Q: Recently, we had a challenge to a book, and a colleague suggested that I contact the author. I ended up running out of time and never did it, and the outcome was fine (the book was kept in the library), but I’m wondering if you think this would have been a good idea.
We know that sometimes librarians and teachers do think of contacting an author when that individual’s book is being challenged. And many authors and artists have web sites that include information about their books that go beyond promotional materials. But in most instances, the type of information and support that will be most helpful in dealing with a challenge to materials in a library or classroom will not come from the author or artist of the book in question.
Think first about the fact that challenges are local issues. As a result, support for challenged materials, and for the principles of intellectual freedom, needs to come first and foremost from within the community where a challenge occurs, not from beyond it. So focus your energy on obtaining and building that support within your own community. If you are in a school and a school board hearing will be taking place, for example, make sure colleagues, parents, and students know what is happening and what they can do. You can also build support in the broader community. Start with your local public librarian. The press can be your ally as well, because media representatives know the importance of First Amendment Rights. (See ALA’s “Working with the Media” for some guidelines on speaking to the press.)

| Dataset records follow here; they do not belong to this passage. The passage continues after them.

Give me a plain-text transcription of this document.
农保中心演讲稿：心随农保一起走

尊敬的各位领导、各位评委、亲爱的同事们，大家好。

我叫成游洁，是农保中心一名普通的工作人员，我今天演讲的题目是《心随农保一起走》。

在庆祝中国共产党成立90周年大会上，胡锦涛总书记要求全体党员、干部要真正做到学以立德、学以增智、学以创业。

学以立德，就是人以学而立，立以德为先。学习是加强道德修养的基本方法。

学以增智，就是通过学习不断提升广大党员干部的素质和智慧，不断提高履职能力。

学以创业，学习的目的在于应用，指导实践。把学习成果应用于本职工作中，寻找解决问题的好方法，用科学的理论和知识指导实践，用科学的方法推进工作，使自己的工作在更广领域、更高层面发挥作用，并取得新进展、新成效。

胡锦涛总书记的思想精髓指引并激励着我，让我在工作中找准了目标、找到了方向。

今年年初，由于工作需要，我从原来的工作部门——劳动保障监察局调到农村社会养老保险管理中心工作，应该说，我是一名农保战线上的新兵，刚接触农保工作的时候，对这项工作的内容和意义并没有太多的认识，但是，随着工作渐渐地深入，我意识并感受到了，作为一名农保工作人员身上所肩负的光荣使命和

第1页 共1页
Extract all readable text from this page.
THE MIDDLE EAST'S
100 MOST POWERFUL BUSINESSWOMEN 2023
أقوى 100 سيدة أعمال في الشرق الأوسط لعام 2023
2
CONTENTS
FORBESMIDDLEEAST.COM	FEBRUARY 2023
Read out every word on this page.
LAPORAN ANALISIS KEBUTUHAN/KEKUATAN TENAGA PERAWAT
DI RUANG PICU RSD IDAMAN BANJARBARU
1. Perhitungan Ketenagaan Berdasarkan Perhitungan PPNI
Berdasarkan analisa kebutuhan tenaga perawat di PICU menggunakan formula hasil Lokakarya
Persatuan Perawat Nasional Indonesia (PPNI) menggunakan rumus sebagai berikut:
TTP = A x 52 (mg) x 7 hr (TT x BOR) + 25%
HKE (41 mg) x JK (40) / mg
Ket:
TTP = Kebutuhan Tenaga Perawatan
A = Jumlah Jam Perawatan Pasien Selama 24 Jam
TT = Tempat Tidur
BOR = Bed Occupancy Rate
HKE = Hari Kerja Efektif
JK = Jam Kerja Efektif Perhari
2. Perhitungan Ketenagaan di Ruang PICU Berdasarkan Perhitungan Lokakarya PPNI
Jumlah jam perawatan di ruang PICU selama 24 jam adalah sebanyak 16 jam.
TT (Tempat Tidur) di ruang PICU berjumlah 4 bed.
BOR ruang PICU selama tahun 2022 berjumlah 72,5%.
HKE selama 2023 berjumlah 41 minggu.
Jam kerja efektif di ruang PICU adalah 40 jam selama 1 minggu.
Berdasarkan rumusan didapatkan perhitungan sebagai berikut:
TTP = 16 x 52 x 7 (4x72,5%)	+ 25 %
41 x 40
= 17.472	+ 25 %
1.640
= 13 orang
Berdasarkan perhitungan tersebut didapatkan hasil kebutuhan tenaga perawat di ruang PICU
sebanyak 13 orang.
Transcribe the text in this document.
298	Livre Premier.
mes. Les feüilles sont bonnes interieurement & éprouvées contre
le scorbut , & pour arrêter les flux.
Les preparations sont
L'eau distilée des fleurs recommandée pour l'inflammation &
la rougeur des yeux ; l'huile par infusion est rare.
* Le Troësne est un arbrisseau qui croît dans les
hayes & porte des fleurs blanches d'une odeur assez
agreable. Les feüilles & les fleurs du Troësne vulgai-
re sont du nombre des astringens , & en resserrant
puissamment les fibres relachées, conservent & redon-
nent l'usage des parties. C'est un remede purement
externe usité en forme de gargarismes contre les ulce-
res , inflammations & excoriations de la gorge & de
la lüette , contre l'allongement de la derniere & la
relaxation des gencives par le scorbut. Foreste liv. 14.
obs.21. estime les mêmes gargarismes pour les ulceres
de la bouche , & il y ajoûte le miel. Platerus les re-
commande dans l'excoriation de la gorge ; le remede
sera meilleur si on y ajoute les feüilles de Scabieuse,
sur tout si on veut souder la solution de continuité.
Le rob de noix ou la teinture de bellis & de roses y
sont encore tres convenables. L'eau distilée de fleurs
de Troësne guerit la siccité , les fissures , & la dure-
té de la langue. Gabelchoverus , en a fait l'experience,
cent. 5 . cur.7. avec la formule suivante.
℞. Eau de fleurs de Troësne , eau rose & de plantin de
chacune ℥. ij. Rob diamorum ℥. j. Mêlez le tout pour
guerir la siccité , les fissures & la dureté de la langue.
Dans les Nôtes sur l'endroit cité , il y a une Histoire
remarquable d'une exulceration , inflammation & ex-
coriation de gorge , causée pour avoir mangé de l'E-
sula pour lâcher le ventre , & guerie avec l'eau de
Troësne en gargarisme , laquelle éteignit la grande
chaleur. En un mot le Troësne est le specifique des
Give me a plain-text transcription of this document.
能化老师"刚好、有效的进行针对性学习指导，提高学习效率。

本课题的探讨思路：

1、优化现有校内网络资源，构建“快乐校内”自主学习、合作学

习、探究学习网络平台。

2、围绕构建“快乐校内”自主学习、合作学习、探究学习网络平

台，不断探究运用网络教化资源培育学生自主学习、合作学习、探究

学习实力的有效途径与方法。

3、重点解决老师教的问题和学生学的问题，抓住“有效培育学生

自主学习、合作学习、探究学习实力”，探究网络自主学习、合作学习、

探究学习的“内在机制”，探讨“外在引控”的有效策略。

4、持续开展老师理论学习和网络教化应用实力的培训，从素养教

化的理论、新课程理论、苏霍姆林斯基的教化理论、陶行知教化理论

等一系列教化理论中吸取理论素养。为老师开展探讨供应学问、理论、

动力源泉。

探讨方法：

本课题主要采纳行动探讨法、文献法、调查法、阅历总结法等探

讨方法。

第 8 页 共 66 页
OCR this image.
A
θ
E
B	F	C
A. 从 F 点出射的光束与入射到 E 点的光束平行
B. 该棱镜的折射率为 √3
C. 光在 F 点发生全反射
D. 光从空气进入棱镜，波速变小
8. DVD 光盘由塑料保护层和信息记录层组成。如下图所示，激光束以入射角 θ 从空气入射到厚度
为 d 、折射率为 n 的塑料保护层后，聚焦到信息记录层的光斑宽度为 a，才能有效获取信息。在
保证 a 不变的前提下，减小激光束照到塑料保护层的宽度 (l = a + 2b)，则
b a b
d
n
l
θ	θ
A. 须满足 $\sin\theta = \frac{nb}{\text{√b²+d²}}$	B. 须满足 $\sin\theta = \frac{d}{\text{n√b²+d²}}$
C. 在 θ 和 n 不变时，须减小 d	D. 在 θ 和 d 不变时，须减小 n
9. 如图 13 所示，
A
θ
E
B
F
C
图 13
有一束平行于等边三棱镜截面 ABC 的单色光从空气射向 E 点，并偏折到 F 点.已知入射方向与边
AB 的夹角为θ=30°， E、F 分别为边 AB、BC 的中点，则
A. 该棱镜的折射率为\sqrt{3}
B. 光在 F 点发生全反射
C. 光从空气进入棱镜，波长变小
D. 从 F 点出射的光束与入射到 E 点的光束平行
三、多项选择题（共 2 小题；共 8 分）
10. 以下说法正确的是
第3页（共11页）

These local voices can and should have far more influence on the outcome of this local issue than the voice of the author, unless that author also happens to be a member of the community in which the challenge occurs and wishes to speak as a citizen (rather than as the author of a work about which they understandably cannot be impartial).
It is also important to remember that it is everyone’s right to question materials and it is important to respect that right and the process in place to address the concern. If there are policies and procedures in place and being followed that allow for due process and fair consideration of a request for reconsideration, we don’t think anyone’s local question about a book should become a national issue.
Think also about the information needed to defend any book’s role in a library or curriculum: professional materials that speak to the book’s merit and usefulness, and information on how the book fits into the selection policy in that specific library, or meets that specific district’s curriculum and classroom goals. You will want to obtain professional assessments: reviews in professional library and education journals, and information or recommendations from other professional sources that have the purpose of evaluating materials with library and curriculum needs in mind. This information can usually help support the librarian or teacher’s rationale for how the book fits into the selection policy or curriculum.
If you are a librarian or teacher in Wisconsin, contact the CCBC’s Intellectual Freedom Information Services to obtain this type of information. If you are elsewhere in the nation, contact the American Library Association Office for Intellectual Freedom. The National Council of Teachers of English (NCTE) Intellectual Freedom Center, will also be helpful for middle and high school classroom challenges.
Finally, in these days of instant access to information, blogs, and more, it’s also important to keep in mind that news travels quickly but not always reliably. If, at the time of an initial complaint, an author is contacted, that individual may, with the best of intentions, spread the word. The facts of a case can become quickly distorted or misunderstood as the information travels.
What if you are contacted by an author who has heard about a complaint against their book in your community or at the school where you work? Make sure they have the facts straight, thank them for their concern, and let them know you will keep them apprised of the outcome. Assure them — assuming this is true — that the library or school has policies in procedures in place that are being followed and that a defense that aligns that book with the selection policy or curriculum guidelines is being prepared. Are there exceptions? Absolutely, but rarely. An author may be able to provide a piece of factual information or perspective not available elsewhere that directly relates to the complaint expressed. But in most instances, at least for an initial reconsideration process, professional assessments and a defense that aligns the book in question to the library or district selection policy is what is needed, along with support from within the community.
If a book is censored — perhaps because there were not policies and procedures in place that provided for due process and fair consideration of the concern in light of the principles of intellectual freedom, or because reliable policies and procedures were not followed — then voices from beyond the borders of the local community can support those within the community.
Of course, just as any citizen has the right to question materials in a library or school, any other citizen, authors included, has the right to speak up on behalf of a specific book or the broader principles of intellectual freedom, and many authors have written articulately and passionately about those principles. We applaud their voices. But the most essential support at the time of an initial complaint or challenge will always come from the voices of the citizens of the community where the challenge occurs.